Good Time Girls of the Alaska-Yukon Gold Rush: Secret History of the Far North
ISBN: 0945397763
EAN13: 9780945397762
Language: English
Pages: 352
Dimensions: 1.00" H x 9.00" L x 6.00" W
Weight: 1.00 lbs.
Format: Paperback
Book Overview
In the boomtowns of the Alaska-Yukon stampedes, where gold dust was common currency, the rarest commodity was an attractive woman, and her company could be costly. Author Lael Morgan takes you into the heart of the gold rush demimonde, that half world of prostitutes, dance hall girls, and entertainers who lived on the outskirts of polite society. Meet Dutch Kate Wilson, who pioneered many areas long before the respectable women who received credit for getting there first ... ruthless heartbreakers Cad Wilson and Rose Blumkin ... French Marie Larose, who auctioned herself off as a wife to the highest bidder, Georgia Lee, who invested her earnings wisely and became one of the richest women in the North, and Edith Neile, called the Oregon Mare, famous for both her outlandish behavior and her softhearted generosity.
Editor Reviews
From the Back Cover History has long ignored many of the earliest female pioneers of the Far North - the prostitutes and other disreputable women who joined the mass pilgrimage to the booming gold camps of Alaska and the Yukon at the turn of the century. Leaving behind their hometowns and most constraints of the post-Victorian era, the good time girls crossed both geographic and social frontiers, finding freedom, independence, hardship, heartbreak, adn sometimes astonishing wealth.
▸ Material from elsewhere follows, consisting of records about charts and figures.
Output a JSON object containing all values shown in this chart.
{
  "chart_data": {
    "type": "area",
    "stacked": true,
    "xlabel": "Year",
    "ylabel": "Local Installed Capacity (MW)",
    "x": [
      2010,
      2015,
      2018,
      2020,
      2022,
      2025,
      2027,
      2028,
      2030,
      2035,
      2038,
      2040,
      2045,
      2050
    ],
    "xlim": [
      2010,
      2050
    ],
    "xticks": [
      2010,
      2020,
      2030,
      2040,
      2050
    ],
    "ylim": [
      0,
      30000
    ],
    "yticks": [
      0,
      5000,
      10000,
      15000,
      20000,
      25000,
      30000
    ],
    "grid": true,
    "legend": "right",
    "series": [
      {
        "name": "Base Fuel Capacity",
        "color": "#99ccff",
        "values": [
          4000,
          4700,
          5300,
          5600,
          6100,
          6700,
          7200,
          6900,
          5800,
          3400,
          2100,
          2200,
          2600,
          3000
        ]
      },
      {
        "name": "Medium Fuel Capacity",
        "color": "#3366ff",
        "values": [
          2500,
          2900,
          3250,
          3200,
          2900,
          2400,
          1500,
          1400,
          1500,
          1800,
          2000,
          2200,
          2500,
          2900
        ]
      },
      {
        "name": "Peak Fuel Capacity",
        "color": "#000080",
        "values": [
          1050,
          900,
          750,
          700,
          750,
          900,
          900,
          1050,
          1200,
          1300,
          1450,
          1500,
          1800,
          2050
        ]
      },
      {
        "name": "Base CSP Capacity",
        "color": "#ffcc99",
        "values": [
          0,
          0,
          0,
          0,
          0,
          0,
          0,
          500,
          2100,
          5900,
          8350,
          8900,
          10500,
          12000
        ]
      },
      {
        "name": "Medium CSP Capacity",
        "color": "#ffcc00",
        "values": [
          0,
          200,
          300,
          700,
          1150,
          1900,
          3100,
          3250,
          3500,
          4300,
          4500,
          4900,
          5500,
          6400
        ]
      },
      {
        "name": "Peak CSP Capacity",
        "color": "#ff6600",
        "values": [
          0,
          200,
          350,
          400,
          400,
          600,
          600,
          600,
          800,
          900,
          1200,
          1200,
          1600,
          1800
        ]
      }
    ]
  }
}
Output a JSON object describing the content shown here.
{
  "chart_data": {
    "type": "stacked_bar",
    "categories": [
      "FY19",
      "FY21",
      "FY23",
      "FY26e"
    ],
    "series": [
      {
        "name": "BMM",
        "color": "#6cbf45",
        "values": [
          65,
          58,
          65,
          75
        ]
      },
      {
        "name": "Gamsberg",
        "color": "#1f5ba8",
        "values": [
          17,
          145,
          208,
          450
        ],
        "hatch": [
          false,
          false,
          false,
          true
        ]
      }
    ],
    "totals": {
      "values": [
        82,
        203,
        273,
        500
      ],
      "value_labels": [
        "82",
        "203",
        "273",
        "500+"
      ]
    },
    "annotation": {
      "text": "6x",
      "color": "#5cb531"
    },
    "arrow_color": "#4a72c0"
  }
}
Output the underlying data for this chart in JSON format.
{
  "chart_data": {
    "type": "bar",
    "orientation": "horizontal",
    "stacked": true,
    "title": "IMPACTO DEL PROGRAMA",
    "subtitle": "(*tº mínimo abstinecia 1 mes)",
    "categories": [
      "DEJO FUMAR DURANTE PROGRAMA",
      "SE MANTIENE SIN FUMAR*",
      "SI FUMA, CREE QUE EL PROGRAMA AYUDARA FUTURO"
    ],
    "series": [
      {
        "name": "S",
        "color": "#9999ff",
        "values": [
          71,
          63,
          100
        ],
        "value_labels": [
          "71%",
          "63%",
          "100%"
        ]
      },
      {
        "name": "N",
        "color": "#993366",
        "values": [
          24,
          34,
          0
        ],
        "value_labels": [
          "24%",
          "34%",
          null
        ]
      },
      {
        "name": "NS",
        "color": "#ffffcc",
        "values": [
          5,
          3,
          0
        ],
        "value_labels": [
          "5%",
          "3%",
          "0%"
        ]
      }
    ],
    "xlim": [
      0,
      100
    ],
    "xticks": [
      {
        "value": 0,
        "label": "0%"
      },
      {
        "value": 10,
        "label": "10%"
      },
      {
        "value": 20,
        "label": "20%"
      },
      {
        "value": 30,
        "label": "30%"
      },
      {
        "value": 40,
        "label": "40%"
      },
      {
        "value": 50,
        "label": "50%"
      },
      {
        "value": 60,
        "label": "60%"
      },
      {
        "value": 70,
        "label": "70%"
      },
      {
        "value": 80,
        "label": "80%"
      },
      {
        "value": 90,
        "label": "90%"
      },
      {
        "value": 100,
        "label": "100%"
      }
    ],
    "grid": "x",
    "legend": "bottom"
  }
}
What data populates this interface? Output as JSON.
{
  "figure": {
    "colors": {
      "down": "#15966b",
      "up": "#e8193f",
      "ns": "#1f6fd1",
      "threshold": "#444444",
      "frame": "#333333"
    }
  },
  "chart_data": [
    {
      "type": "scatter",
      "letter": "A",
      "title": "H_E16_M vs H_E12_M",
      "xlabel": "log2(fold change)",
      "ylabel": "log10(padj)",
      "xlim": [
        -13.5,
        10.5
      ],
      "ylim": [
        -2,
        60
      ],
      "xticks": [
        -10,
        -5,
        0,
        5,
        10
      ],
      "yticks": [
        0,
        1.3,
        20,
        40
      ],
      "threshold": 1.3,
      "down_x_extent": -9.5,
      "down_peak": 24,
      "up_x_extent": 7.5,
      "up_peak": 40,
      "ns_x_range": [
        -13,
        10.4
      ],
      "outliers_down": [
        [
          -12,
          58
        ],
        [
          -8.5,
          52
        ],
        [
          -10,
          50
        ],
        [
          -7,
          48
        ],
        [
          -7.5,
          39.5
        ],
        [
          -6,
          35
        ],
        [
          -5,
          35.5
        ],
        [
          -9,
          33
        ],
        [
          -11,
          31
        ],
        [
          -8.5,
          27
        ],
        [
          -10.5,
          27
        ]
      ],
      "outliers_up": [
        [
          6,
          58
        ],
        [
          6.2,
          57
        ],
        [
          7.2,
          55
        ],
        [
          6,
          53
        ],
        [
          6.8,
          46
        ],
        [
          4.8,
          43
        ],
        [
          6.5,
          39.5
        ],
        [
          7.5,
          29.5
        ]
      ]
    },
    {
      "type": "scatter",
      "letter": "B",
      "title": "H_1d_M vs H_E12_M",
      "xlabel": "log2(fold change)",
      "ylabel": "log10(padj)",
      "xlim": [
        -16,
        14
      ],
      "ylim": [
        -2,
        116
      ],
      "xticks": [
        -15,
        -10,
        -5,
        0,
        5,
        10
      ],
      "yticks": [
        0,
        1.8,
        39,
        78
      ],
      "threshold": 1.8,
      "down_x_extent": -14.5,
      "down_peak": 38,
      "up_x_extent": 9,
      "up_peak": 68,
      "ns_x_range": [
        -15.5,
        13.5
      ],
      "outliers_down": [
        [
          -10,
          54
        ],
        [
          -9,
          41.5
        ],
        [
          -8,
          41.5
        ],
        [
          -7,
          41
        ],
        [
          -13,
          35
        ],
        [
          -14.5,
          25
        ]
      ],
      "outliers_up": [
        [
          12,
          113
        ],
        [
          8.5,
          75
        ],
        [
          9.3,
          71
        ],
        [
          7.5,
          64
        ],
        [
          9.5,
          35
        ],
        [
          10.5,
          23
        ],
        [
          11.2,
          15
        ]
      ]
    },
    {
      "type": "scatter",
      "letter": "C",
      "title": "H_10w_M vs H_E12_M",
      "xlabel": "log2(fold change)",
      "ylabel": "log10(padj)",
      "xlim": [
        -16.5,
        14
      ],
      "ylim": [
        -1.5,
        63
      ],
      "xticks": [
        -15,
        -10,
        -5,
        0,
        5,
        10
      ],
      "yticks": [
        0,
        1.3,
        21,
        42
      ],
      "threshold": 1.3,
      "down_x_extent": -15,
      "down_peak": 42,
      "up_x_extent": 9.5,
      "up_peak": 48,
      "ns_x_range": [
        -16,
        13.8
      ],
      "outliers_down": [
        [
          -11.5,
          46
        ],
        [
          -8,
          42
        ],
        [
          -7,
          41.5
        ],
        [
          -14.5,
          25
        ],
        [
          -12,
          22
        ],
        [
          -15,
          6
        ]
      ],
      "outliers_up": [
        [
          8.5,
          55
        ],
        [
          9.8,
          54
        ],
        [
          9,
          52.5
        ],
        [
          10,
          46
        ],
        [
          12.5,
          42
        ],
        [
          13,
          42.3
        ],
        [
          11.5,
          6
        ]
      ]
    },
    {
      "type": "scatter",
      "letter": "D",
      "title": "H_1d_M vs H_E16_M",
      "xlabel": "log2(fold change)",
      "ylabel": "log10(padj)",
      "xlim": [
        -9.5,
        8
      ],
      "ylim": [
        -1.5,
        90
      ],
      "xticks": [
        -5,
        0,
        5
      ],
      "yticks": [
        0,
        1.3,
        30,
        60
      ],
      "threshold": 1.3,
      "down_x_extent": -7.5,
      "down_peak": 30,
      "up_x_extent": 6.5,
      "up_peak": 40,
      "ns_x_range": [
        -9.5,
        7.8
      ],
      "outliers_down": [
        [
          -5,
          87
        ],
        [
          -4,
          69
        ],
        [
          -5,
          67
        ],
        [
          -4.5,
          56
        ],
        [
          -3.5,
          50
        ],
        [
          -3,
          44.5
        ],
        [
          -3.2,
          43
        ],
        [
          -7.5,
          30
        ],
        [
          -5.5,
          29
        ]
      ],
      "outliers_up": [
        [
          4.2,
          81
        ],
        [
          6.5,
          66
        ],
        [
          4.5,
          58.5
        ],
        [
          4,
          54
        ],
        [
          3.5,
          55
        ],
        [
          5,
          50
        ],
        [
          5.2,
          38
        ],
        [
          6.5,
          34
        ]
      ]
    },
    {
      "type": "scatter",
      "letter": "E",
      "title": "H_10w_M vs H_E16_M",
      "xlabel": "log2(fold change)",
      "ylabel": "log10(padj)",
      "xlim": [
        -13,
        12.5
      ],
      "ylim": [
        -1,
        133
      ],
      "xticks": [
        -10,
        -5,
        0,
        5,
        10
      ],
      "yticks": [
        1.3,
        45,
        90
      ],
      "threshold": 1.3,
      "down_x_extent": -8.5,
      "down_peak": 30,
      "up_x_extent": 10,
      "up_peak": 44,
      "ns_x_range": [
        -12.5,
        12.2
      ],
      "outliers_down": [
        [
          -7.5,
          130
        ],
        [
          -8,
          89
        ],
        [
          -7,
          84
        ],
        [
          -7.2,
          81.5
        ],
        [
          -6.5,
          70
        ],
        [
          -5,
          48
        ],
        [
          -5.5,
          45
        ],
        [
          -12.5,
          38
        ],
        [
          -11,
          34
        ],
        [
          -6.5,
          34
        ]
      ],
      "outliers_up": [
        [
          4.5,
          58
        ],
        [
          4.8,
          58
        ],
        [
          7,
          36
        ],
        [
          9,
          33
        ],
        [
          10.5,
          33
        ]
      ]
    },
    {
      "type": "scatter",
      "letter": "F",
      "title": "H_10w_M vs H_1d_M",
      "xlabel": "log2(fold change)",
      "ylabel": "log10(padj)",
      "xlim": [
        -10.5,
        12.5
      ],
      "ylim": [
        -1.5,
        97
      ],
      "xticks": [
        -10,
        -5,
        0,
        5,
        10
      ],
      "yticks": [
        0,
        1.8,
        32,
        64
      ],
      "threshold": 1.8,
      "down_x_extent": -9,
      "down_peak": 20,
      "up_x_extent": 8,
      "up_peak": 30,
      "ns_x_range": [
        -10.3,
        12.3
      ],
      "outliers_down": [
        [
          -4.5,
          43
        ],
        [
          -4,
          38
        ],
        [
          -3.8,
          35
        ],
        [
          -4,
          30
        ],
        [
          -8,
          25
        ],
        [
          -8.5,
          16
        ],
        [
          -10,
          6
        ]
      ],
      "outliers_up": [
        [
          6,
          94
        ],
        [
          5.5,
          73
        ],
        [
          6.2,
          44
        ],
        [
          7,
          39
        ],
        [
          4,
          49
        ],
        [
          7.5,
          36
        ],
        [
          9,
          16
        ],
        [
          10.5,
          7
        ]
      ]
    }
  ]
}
These women posessed teh courage and perseverance to brave a dangerous journey of more than a thousand miles, into a harsh wilderness where men sometimes outnumbered them more than ten to one. Many of these women later became successful entrepreneurs, wealthy property owners, or the wives of prominent citizens; one former prostitute married the mayor of Fairbanks and hosted a visit from President Warren G. Harding. Their influence changed life in the Far North forever. Lael Morgan offers an authentic, sympathetic, poignant, and often deliciously humorous account of women wh were extraordinarily independent even by today's standards.